The Duke experiments tested three main kinds of fermentable fiber supplements: inulin, dextrin (Benefiber), and galactooligosaccharides (GOS) marketed as Bimuno. The 28 participants were separated into groups and given each of the three supplements for one week in different orders, with a week off between supplements to allow participants’ guts to return to a baseline state. 

Participants who had been consuming the most fiber beforehand showed the least change in their microbiomes, and the type of supplement really didn’t matter, probably because they were already hosting a more optimal population of gut bugs, David said.

Conversely, participants who had been consuming the least fiber saw the greatest increase in butyrate with the supplements, regardless of which one was being consumed.

In a second study the David lab performed with support from the U.S. Office of Naval Research, they found that gut microbes responded to a new addition of fiber within a day, dramatically altering the populations of bugs present in the gut and changing which of their genes they were using to digest food.

Using their artificial gut fermenters, the researchers found the gut microbes were primed by the first dose to consume fiber, and digested it quickly on the second dose.

“These findings are encouraging,” said graduate student Jeffrey Letourneau, lead author of the second study. “If you’re a low fiber consumer, it’s probably not worth it to stress so much about which kind of fiber to add. It’s just important that you find something that works for you in a sustainable way.”

“It doesn’t need to be a supplement either,” Holmes added. “It can just be a fiber-rich food. Folks who were already eating a lot of fiber, which comes from plants like beans, leafy greens, and citrus, already had very healthy microbiomes.”
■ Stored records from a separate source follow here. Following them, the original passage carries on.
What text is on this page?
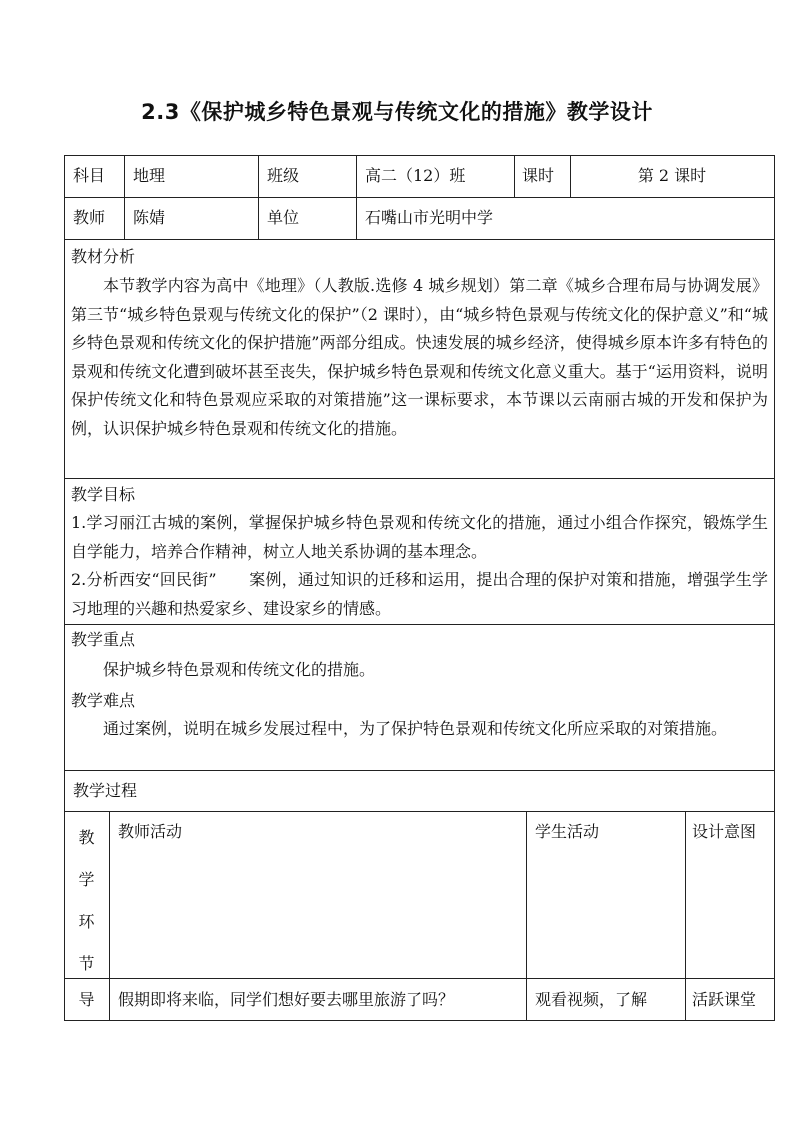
2.3《保护城乡特色景观与传统文化的措施》教学设计
科目 地理	班级	高二（12）班	课时	第 2 课时
教师 陈婧	单位	石嘴山市光明中学
教材分析
本节教学内容为高中《地理》（人教版.选修 4 城乡规划）第二章《城乡合理布局与协调发展》第三节“城乡特色景观与传统文化的保护”（2 课时），由“城乡特色景观与传统文化的保护意义”和“城乡特色景观和传统文化的保护措施”两部分组成。快速发展的城乡经济，使得城乡原本许多有特色的景观和传统文化遭到破坏甚至丧失，保护城乡特色景观和传统文化意义重大。基于“运用资料，说明保护传统文化和特色景观应采取的对策措施”这一课标要求，本节课以云南丽古城的开发和保护为例，认识保护城乡特色景观和传统文化的措施。
教学目标
1.学习丽江古城的案例，掌握保护城乡特色景观和传统文化的措施，通过小组合作探究，锻炼学生自学能力，培养合作精神，树立人地关系协调的基本理念。
2.分析西安“回民街”　　案例，通过知识的迁移和运用，提出合理的保护对策和措施，增强学生学习地理的兴趣和热爱家乡、建设家乡的情感。
教学重点
保护城乡特色景观和传统文化的措施。
教学难点
通过案例，说明在城乡发展过程中，为了保护特色景观和传统文化所应采取的对策措施。
教学过程
教
学
环
节
教师活动	学生活动	设计意图
导	假期即将来临，同学们想好要去哪里旅游了吗？	观看视频，了解	活跃课堂
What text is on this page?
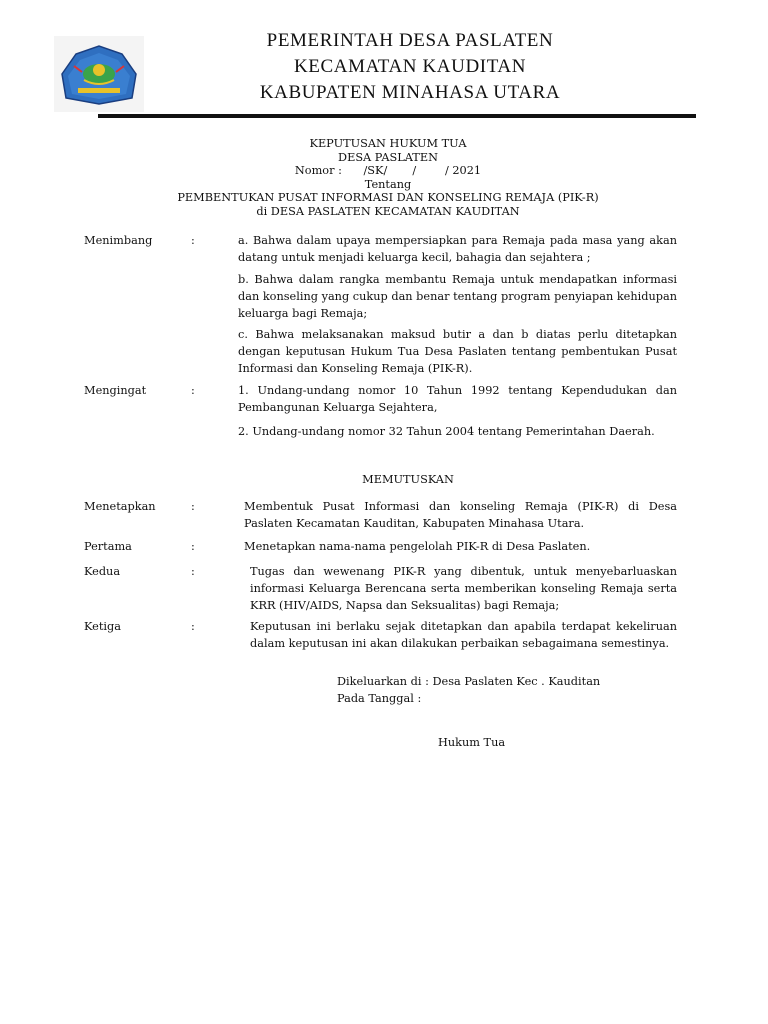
PEMERINTAH DESA PASLATEN
KECAMATAN KAUDITAN
KABUPATEN MINAHASA UTARA
KEPUTUSAN HUKUM TUA
DESA PASLATEN
Nomor : /SK/       /        / 2021
Tentang
PEMBENTUKAN PUSAT INFORMASI DAN KONSELING REMAJA (PIK-R)
di DESA PASLATEN KECAMATAN KAUDITAN
Menimbang	:	a. Bahwa dalam upaya mempersiapkan para Remaja pada masa yang akan datang untuk menjadi keluarga kecil, bahagia dan sejahtera ;
b. Bahwa dalam rangka membantu Remaja untuk mendapatkan informasi dan konseling yang cukup dan benar tentang program penyiapan kehidupan keluarga bagi Remaja;
c. Bahwa melaksanakan maksud butir a dan b diatas perlu ditetapkan dengan keputusan Hukum Tua Desa Paslaten tentang pembentukan Pusat Informasi dan Konseling Remaja (PIK-R).
Mengingat	:	1. Undang-undang nomor 10 Tahun 1992 tentang Kependudukan dan Pembangunan Keluarga Sejahtera,
2. Undang-undang nomor 32 Tahun 2004 tentang Pemerintahan Daerah.
MEMUTUSKAN
Menetapkan	:	Membentuk Pusat Informasi dan konseling Remaja (PIK-R) di Desa Paslaten Kecamatan Kauditan, Kabupaten Minahasa Utara.
Pertama	:	Menetapkan nama-nama pengelolah PIK-R di Desa Paslaten.
Kedua	:	Tugas dan wewenang PIK-R yang dibentuk, untuk menyebarluaskan informasi Keluarga Berencana serta memberikan konseling Remaja serta KRR (HIV/AIDS, Napsa dan Seksualitas) bagi Remaja;
Ketiga	:	Keputusan ini berlaku sejak ditetapkan dan apabila terdapat kekeliruan dalam keputusan ini akan dilakukan perbaikan sebagaimana semestinya.
Dikeluarkan di : Desa Paslaten Kec . Kauditan
Pada Tanggal :
Hukum Tua
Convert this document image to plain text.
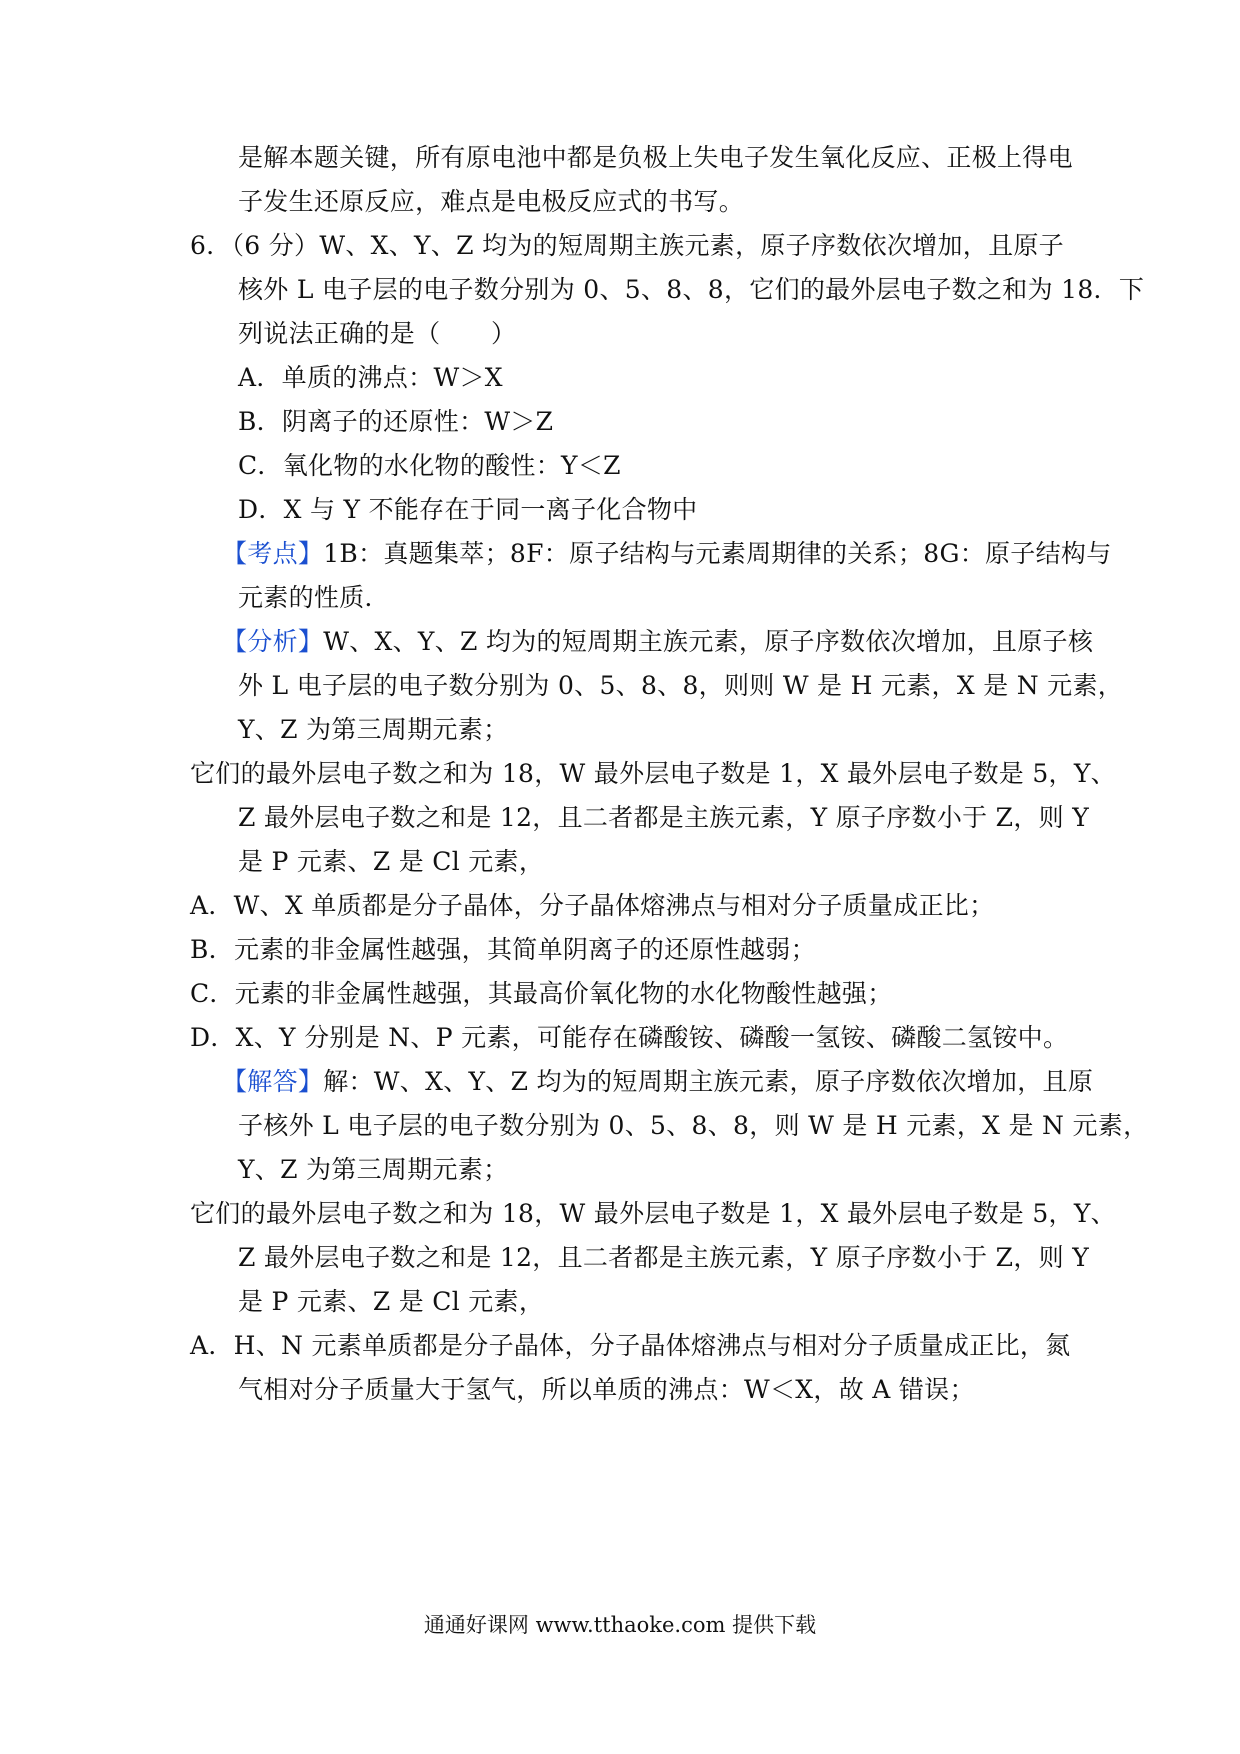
是解本题关键，所有原电池中都是负极上失电子发生氧化反应、正极上得电
子发生还原反应，难点是电极反应式的书写。
6．（6 分）W、X、Y、Z 均为的短周期主族元素，原子序数依次增加，且原子
核外 L 电子层的电子数分别为 0、5、8、8，它们的最外层电子数之和为 18．下
列说法正确的是（　　）
A．单质的沸点：W＞X
B．阴离子的还原性：W＞Z
C．氧化物的水化物的酸性：Y＜Z
D．X 与 Y 不能存在于同一离子化合物中
【考点】1B：真题集萃；8F：原子结构与元素周期律的关系；8G：原子结构与
元素的性质．
【分析】W、X、Y、Z 均为的短周期主族元素，原子序数依次增加，且原子核
外 L 电子层的电子数分别为 0、5、8、8，则则 W 是 H 元素，X 是 N 元素，
Y、Z 为第三周期元素；
它们的最外层电子数之和为 18，W 最外层电子数是 1，X 最外层电子数是 5，Y、
Z 最外层电子数之和是 12，且二者都是主族元素，Y 原子序数小于 Z，则 Y
是 P 元素、Z 是 Cl 元素，
A．W、X 单质都是分子晶体，分子晶体熔沸点与相对分子质量成正比；
B．元素的非金属性越强，其简单阴离子的还原性越弱；
C．元素的非金属性越强，其最高价氧化物的水化物酸性越强；
D．X、Y 分别是 N、P 元素，可能存在磷酸铵、磷酸一氢铵、磷酸二氢铵中。
【解答】解：W、X、Y、Z 均为的短周期主族元素，原子序数依次增加，且原
子核外 L 电子层的电子数分别为 0、5、8、8，则 W 是 H 元素，X 是 N 元素，
Y、Z 为第三周期元素；
它们的最外层电子数之和为 18，W 最外层电子数是 1，X 最外层电子数是 5，Y、
Z 最外层电子数之和是 12，且二者都是主族元素，Y 原子序数小于 Z，则 Y
是 P 元素、Z 是 Cl 元素，
A．H、N 元素单质都是分子晶体，分子晶体熔沸点与相对分子质量成正比，氮
气相对分子质量大于氢气，所以单质的沸点：W＜X，故 A 错误；
通通好课网 www.tthaoke.com 提供下载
“Microbiota Responses to Different Prebiotics Are Conserved Within Individuals and Associated with Habitual Fiber Intake” by Zachary Holmes, Max Villa, Heather Durand, Sharon Jiang, Eric Dallow, Brianna Petrone, Justin Silverman, Pao-Hwa Lin, and Lawrence David appeared in Microbiome.

“Ecological Memory of Prior Nutrient Exposure in the Human Gut Microbiome” by Jeffrey Letourneau, Zachary Holmes, Eric Dallow, Heather Durand, Sharon Jiang, Verónica Carrion, Savita Gupta, Adam Mincey, Michael Muehlbauer, and James Bain, Lawrence David appeared in ISME Journal.